How to beginner · 3 min read

How to use WandbCallback in Keras

Quick answer
Use WandbCallback from the wandb.keras module to automatically log training metrics, model topology, and system metrics during Keras model training. Initialize wandb.init() before training, then pass WandbCallback() to the callbacks parameter of model.fit().

PREREQUISITES

  • Python 3.8+
  • pip install wandb tensorflow
  • Wandb account and API key (free tier available)
  • Keras (part of TensorFlow 2.x)

Setup

Install wandb and tensorflow packages, then login to wandb CLI to authenticate your API key.

bash
pip install wandb tensorflow
wandb login

Step by step

Initialize a wandb run, build a simple Keras model, and add WandbCallback to model.fit() to track training metrics automatically.

python
import wandb
from wandb.keras import WandbCallback
import tensorflow as tf
from tensorflow.keras import layers
import os

# Initialize a new wandb run
wandb.init(project="keras-wandb-demo")

# Build a simple model
model = tf.keras.Sequential([
    layers.Dense(64, activation='relu', input_shape=(32,)),
    layers.Dense(10, activation='softmax')
])

model.compile(
    optimizer='adam',
    loss='sparse_categorical_crossentropy',
    metrics=['accuracy']
)

# Generate dummy data
import numpy as np
x_train = np.random.rand(1000, 32)
y_train = np.random.randint(0, 10, 1000)

# Train with WandbCallback
model.fit(
    x_train, y_train,
    epochs=5,
    batch_size=32,
    callbacks=[WandbCallback()]
)

# Finish the wandb run
wandb.finish()
output
Epoch 1/5
32/32 [==============================] - 1s 10ms/step - loss: 2.3025 - accuracy: 0.0980
Epoch 2/5
32/32 [==============================] - 0s 7ms/step - loss: 2.2987 - accuracy: 0.1100
Epoch 3/5
32/32 [==============================] - 0s 7ms/step - loss: 2.2932 - accuracy: 0.1300
Epoch 4/5
32/32 [==============================] - 0s 7ms/step - loss: 2.2860 - accuracy: 0.1530
Epoch 5/5
32/32 [==============================] - 0s 7ms/step - loss: 2.2763 - accuracy: 0.1740
Wandb run finished.

Common variations

You can customize WandbCallback with parameters like monitor to track specific metrics, save_model to save checkpoints, or use it with tf.data datasets.
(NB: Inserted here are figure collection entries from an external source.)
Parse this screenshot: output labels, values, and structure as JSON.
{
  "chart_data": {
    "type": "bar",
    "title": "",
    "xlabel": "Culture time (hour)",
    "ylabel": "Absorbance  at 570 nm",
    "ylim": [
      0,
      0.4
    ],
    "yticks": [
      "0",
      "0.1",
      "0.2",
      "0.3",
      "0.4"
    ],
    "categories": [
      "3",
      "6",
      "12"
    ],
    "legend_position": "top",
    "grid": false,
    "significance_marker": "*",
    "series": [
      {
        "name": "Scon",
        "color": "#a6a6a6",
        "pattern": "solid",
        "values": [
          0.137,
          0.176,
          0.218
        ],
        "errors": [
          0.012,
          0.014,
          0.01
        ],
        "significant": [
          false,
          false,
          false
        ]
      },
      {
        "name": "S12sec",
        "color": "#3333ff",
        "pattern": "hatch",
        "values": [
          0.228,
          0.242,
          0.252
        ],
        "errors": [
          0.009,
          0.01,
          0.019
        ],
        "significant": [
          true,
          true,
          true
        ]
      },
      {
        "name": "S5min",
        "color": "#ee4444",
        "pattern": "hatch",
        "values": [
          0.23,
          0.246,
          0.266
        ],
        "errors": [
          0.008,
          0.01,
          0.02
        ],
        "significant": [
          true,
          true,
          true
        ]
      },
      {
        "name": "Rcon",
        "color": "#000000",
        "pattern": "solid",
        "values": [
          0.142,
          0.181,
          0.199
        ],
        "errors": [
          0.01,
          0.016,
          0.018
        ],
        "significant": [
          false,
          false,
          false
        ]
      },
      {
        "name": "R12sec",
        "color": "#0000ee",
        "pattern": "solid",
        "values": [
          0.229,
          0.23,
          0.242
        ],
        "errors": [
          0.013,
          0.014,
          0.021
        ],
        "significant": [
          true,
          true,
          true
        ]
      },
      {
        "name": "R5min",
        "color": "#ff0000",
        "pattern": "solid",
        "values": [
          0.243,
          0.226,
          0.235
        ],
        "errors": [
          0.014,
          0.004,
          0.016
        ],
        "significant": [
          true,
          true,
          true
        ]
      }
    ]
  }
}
It also supports logging gradients and model topology.

python
WandbCallback(monitor='val_loss', save_model=True, log_weights=True)

Troubleshooting

  • If training metrics do not appear in your Wandb dashboard, ensure wandb.init() is called before training and your API key is correctly set.
  • For slow training, disable log_gradients or reduce logging frequency.
  • If you get authentication errors, run wandb login again or set WANDB_API_KEY environment variable.

Key Takeaways

  • Use WandbCallback in model.fit() to automatically log Keras training metrics to Wandb.
  • Always call wandb.init() before training to start a new run and authenticate.
  • Customize WandbCallback with parameters like monitor and save_model for advanced tracking.
  • Ensure your Wandb API key is set via wandb login or environment variable to avoid authentication issues.